Before creating dashboard sections, as you can see from the two previous requirements, we query the data by using SELECT * all the time, which makes sense for people who just check out for the first time and want complete information. For some columns that we don't need in PowerBI, optimize the query again using:

Input [4]:

SELECT 
	a.ID, 
	c.Reason,
	a.Month_of_absence,
	a.Body_mass_index,
CASE
	WHEN a.Body_mass_index < 18.5 THEN 'Underweight'
	WHEN a.Body_mass_index BETWEEN 18.5 AND 25 THEN 'Healthy'
	WHEN a.Body_mass_index BETWEEN 25 AND 30 THEN 'Overweight'
	WHEN a.Body_mass_index > 40 THEN 'Obese'
	ELSE 'Unknown'
END AS BMI_Caretory,
CASE 
	WHEN Month_of_absence IN (12,1,2) THEN 'Winter'
	WHEN Month_of_absence IN (3,4,5) THEN 'Spring'
	WHEN Month_of_absence IN (6,7,8) THEN 'Summer'
	WHEN Month_of_absence IN (9,10,11) THEN 'Fall'
	ELSE 'Unknown'
END AS seasons_name,
	Seasons,
	Month_of_absence,
	Day_of_the_week,
	Transportation_expense,
	Education,
	Son,
	Social_drinker,
	Social_smoker,
	Pet,
	Disciplinary_failure,
	Age,
	Work_load_Average_day,
	Absenteeism_time_in_hours
FROM Absenteeism_at_work a
LEFT JOIN compensation b
ON a.ID = b.ID
LEFT JOIN Reasons c
ON a.Reason_for_absence = c.Number;

And we will use it to create a dashboard using PowerBI with a frame approved by HR departments here.

The wireframe

This is an alt text.

And check my final report here in PowerBI.
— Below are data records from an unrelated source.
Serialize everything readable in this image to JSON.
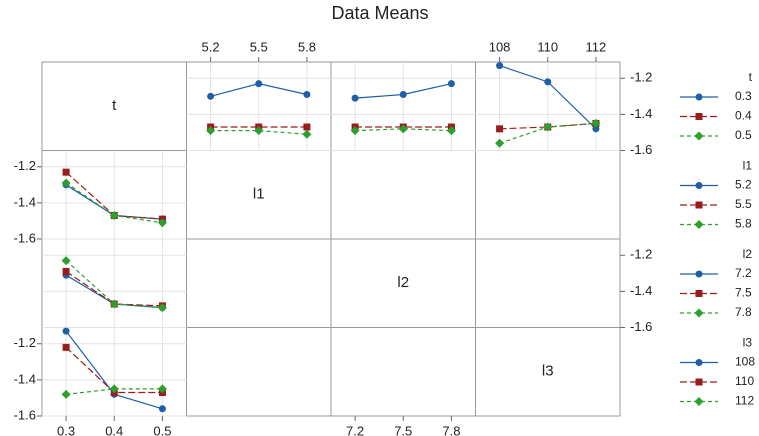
{
  "chart_data": {
    "type": "interaction_matrix",
    "title": "Data Means",
    "ylim": [
      -1.6,
      -1.11
    ],
    "yticks": [
      -1.2,
      -1.4,
      -1.6
    ],
    "grid": true,
    "colors": [
      "#1f5fa8",
      "#9b1c1c",
      "#2ca02c"
    ],
    "factors": [
      {
        "name": "t",
        "levels": [
          0.3,
          0.4,
          0.5
        ],
        "xlim": [
          0.25,
          0.55
        ]
      },
      {
        "name": "l1",
        "levels": [
          5.2,
          5.5,
          5.8
        ],
        "xlim": [
          5.05,
          5.95
        ]
      },
      {
        "name": "l2",
        "levels": [
          7.2,
          7.5,
          7.8
        ],
        "xlim": [
          7.05,
          7.95
        ]
      },
      {
        "name": "l3",
        "levels": [
          108,
          110,
          112
        ],
        "xlim": [
          107,
          113
        ]
      }
    ],
    "top_panels": [
      {
        "series": [
          {
            "values": [
              -1.3,
              -1.23,
              -1.29
            ]
          },
          {
            "values": [
              -1.47,
              -1.47,
              -1.47
            ]
          },
          {
            "values": [
              -1.49,
              -1.49,
              -1.51
            ]
          }
        ]
      },
      {
        "series": [
          {
            "values": [
              -1.31,
              -1.29,
              -1.23
            ]
          },
          {
            "values": [
              -1.47,
              -1.47,
              -1.47
            ]
          },
          {
            "values": [
              -1.49,
              -1.48,
              -1.49
            ]
          }
        ]
      },
      {
        "series": [
          {
            "values": [
              -1.13,
              -1.22,
              -1.48
            ]
          },
          {
            "values": [
              -1.48,
              -1.47,
              -1.45
            ]
          },
          {
            "values": [
              -1.56,
              -1.47,
              -1.45
            ]
          }
        ]
      }
    ],
    "left_panels": [
      {
        "series": [
          {
            "values": [
              -1.3,
              -1.47,
              -1.49
            ]
          },
          {
            "values": [
              -1.23,
              -1.47,
              -1.49
            ]
          },
          {
            "values": [
              -1.29,
              -1.47,
              -1.51
            ]
          }
        ]
      },
      {
        "series": [
          {
            "values": [
              -1.31,
              -1.47,
              -1.49
            ]
          },
          {
            "values": [
              -1.29,
              -1.47,
              -1.48
            ]
          },
          {
            "values": [
              -1.23,
              -1.47,
              -1.49
            ]
          }
        ]
      },
      {
        "series": [
          {
            "values": [
              -1.13,
              -1.48,
              -1.56
            ]
          },
          {
            "values": [
              -1.22,
              -1.47,
              -1.47
            ]
          },
          {
            "values": [
              -1.48,
              -1.45,
              -1.45
            ]
          }
        ]
      }
    ]
  }
}
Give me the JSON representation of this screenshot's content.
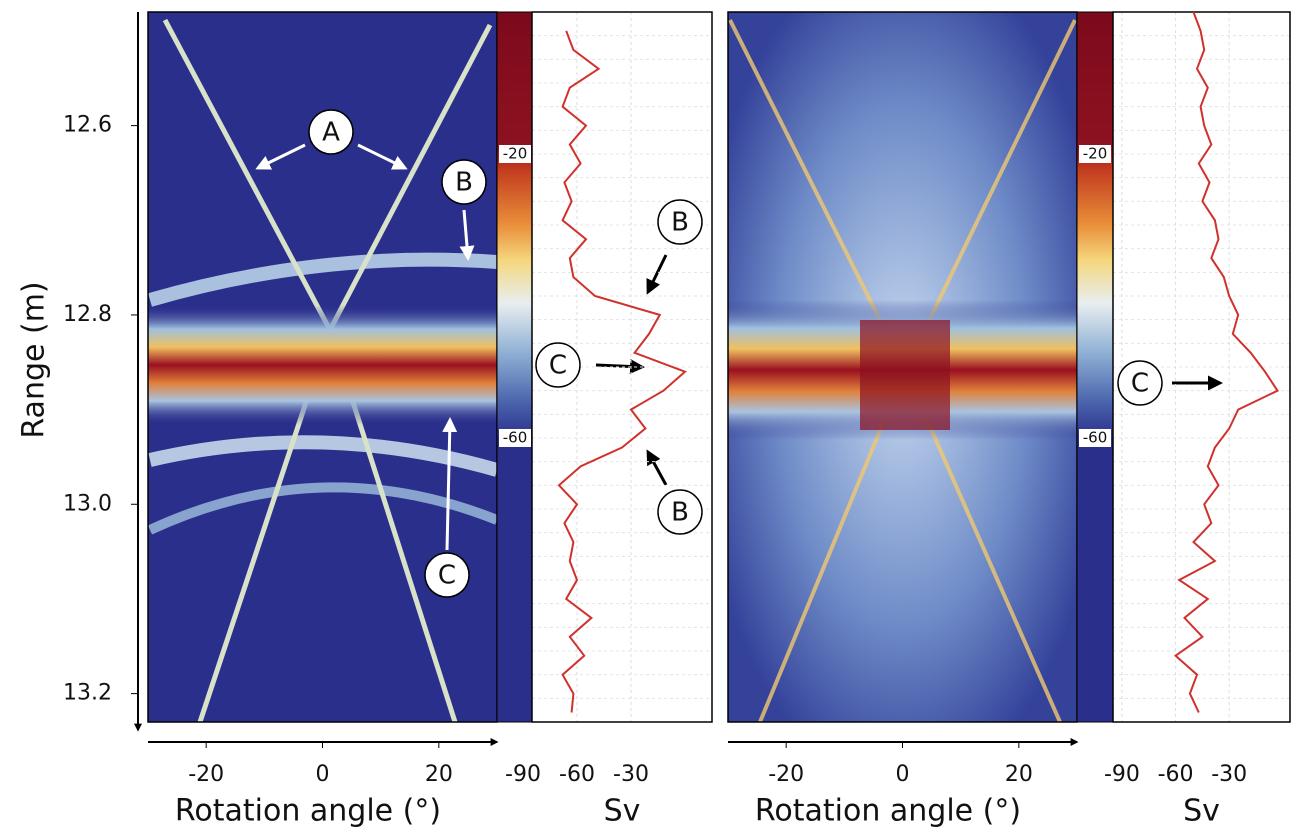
{
  "chart_data": [
    {
      "type": "heatmap",
      "xlabel": "Rotation angle (°)",
      "xlim": [
        -30,
        30
      ],
      "xticks": [
        -20,
        0,
        20
      ],
      "ylabel": "Range (m)",
      "ylim": [
        12.48,
        13.23
      ],
      "yticks": [
        12.6,
        12.8,
        {
          "value": 13,
          "label": "13.0"
        },
        13.2
      ],
      "colorbar": {
        "lim": [
          -100,
          0
        ],
        "ticks": [
          -20,
          -60
        ]
      },
      "profile": {
        "xlabel": "Sv",
        "xlim": [
          -85,
          15
        ],
        "xticks": [
          -90,
          -60,
          -30
        ],
        "color": "#d0312d",
        "range": [
          12.5,
          12.52,
          12.54,
          12.56,
          12.58,
          12.6,
          12.62,
          12.64,
          12.66,
          12.68,
          12.7,
          12.72,
          12.74,
          12.76,
          12.78,
          12.8,
          12.82,
          12.84,
          12.86,
          12.88,
          12.9,
          12.92,
          12.94,
          12.96,
          12.98,
          13.0,
          13.02,
          13.04,
          13.06,
          13.08,
          13.1,
          13.12,
          13.14,
          13.16,
          13.18,
          13.2,
          13.22
        ],
        "values": [
          -66,
          -62,
          -48,
          -64,
          -68,
          -55,
          -64,
          -58,
          -67,
          -63,
          -68,
          -55,
          -64,
          -62,
          -50,
          -14,
          -20,
          -28,
          0,
          -12,
          -30,
          -22,
          -35,
          -58,
          -70,
          -60,
          -67,
          -62,
          -64,
          -60,
          -66,
          -52,
          -64,
          -56,
          -68,
          -62,
          -63
        ]
      },
      "annotations": [
        "A",
        "B",
        "C",
        "B",
        "C",
        "B"
      ]
    },
    {
      "type": "heatmap",
      "xlabel": "Rotation angle (°)",
      "xlim": [
        -30,
        30
      ],
      "xticks": [
        -20,
        0,
        20
      ],
      "ylim": [
        12.48,
        13.23
      ],
      "colorbar": {
        "lim": [
          -100,
          0
        ],
        "ticks": [
          -20,
          -60
        ]
      },
      "profile": {
        "xlabel": "Sv",
        "xlim": [
          -95,
          4
        ],
        "xticks": [
          -90,
          -60,
          -30
        ],
        "color": "#d0312d",
        "range": [
          12.48,
          12.5,
          12.52,
          12.54,
          12.56,
          12.58,
          12.6,
          12.62,
          12.64,
          12.66,
          12.68,
          12.7,
          12.72,
          12.74,
          12.76,
          12.78,
          12.8,
          12.82,
          12.84,
          12.86,
          12.88,
          12.9,
          12.92,
          12.94,
          12.96,
          12.98,
          13.0,
          13.02,
          13.04,
          13.06,
          13.08,
          13.1,
          13.12,
          13.14,
          13.16,
          13.18,
          13.2,
          13.22
        ],
        "values": [
          -50,
          -46,
          -44,
          -48,
          -42,
          -46,
          -44,
          -40,
          -47,
          -41,
          -45,
          -38,
          -36,
          -40,
          -33,
          -30,
          -25,
          -28,
          -18,
          -10,
          -3,
          -25,
          -30,
          -38,
          -42,
          -36,
          -44,
          -40,
          -50,
          -38,
          -58,
          -42,
          -55,
          -45,
          -60,
          -48,
          -52,
          -47
        ]
      },
      "annotations": [
        "C"
      ]
    }
  ]
}
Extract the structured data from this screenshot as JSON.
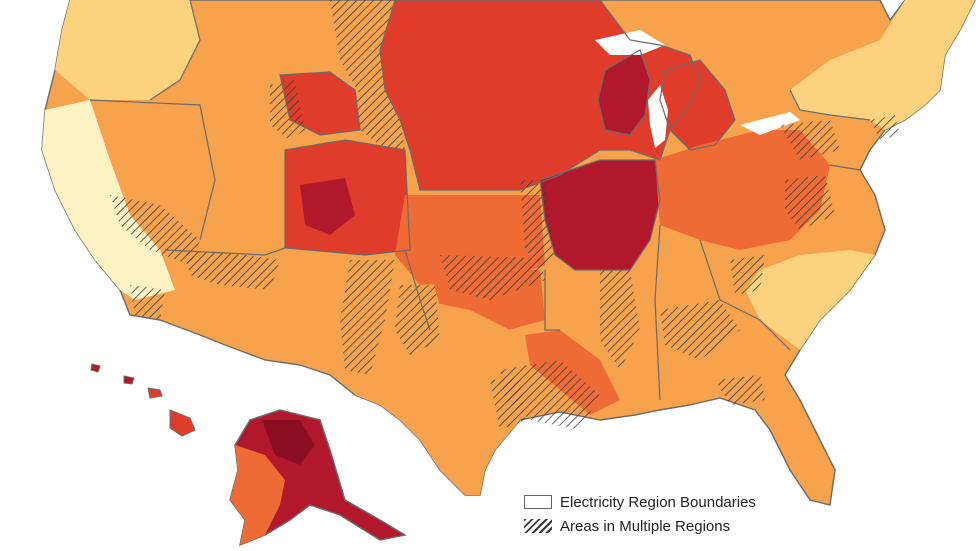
{
  "legend": {
    "boundaries_label": "Electricity Region Boundaries",
    "multiple_regions_label": "Areas in Multiple Regions"
  },
  "colors": {
    "lowest": "#fdf2c4",
    "low": "#fcd27e",
    "mid": "#f7a24c",
    "high": "#ee6b35",
    "higher": "#e03c2c",
    "highest": "#b2182b",
    "darkest": "#8a0f22",
    "boundary": "#6b6b6b",
    "hatch": "#3a3a3a",
    "water": "#ffffff"
  }
}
Insights and Recomendation from the data

Insight 1

By filtering the Count of Reason, it is simple to identify the 4 most common reasons, all of which are related to the employee's health: 385/740, or 52.02%, that employees mentioned when they asked for absence permission.

Furthermore, if we include all the health-related factors, the percentage could be more than 70%, and it has a significant impact on the employee's performance throughout the week, not only at the beginning of the week.

This is an alt text.

Recomendation:

  • For this reason, HR departments pay attention to the employee's health in their workplace and have a plan to provide insurance for employees by analyzing more employee's data to have a specific policy.

Insight 2

As the report shows in the graph of Sum of Absenteeism time in hour by Day of the week, amount of employees's absence time is highest on Monday of the week and decreases steadily until the end of the week. That's a lot of sense in reality, and there are a lot of factors that could have contributed to this, such as employees unfortunately getting into an unexpected situation for their health reasons (Insight 1) where they couldn't go to work at the beginning of the week, or in another scenario, employees may spend much time on their entertainment activities at the previous weekend.

This is an alt text.

Recomendation:

  • Adjusting or reducing the working time to adapt the employee's reality schedule by adjusting from 8 a.m-5 p.m to 10 a.m - 7 p.m or reducing working hours from 8 a.m - 5 p.m to 10 a.m - 5 p.m, will guarantee employees get high performance at the beginning of the week.
  • Establishing policies that encourage employees to reduce their absence time at the beginning of the week, like providing more employees's welfare on Monday, Tuesday, and Wednesday.